それだけが事実では少し悲しい感じもしますが、有酸素運動を続けることで脳の記憶や学習を司っている海馬の神経が増えて、思考や学習力に関わる前頭葉の量が増えることがアメリカの研究で確認されています。どれくらい歩いた結果かというと、早歩きを含めた活動的なウォーキングを週に150分実施したもので、毎日だと20分くらいのウォーキングになります。
20分間の活動的なウォーキングというと、中之条研究(群馬県中之条町)では65歳以上の高齢者は1日に8000歩の歩行で、そのうちに20分間は中強度の早歩きをすることが健康寿命を延ばすことが確認されています。これらの研究を合わせると、日常的な歩行にプラスするのは20分間の早歩きで、これを継続することによって認知機能を高めることができるということになります。

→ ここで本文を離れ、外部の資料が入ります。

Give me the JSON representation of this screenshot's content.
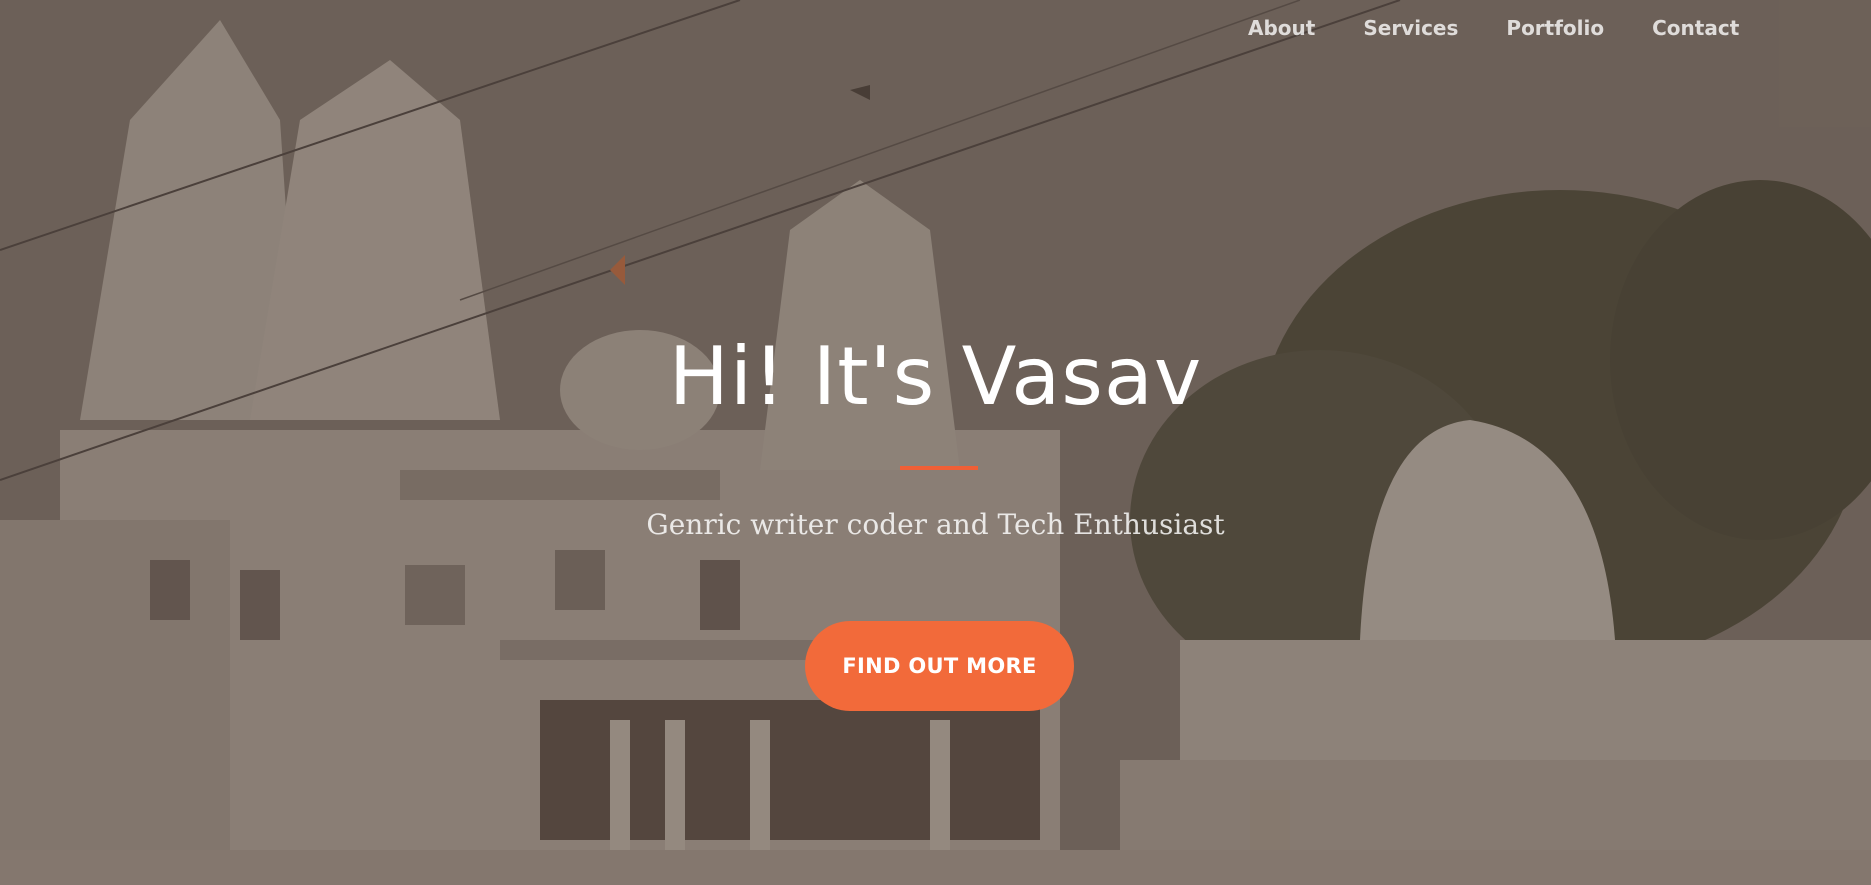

健康寿命の延伸というと、生活習慣病対策のメタボリックシンドローム(内臓脂肪症候群)とロコモティブシンドローム(運動器症候群)に対応することによって達成できると一般には言われていますが、認知機能が低下したのでは自由に動き回ることもできなくなり、これが健康寿命に影響を与えてしまいます。ということで、ウォーキングをするなら認知機能を高める効果がある速歩を取り入れ、さらに歩幅を広げて勢いよく歩き、筋肉を鍛えながらブドウ糖と脂肪酸を効果的に燃焼させるようにしたいものです。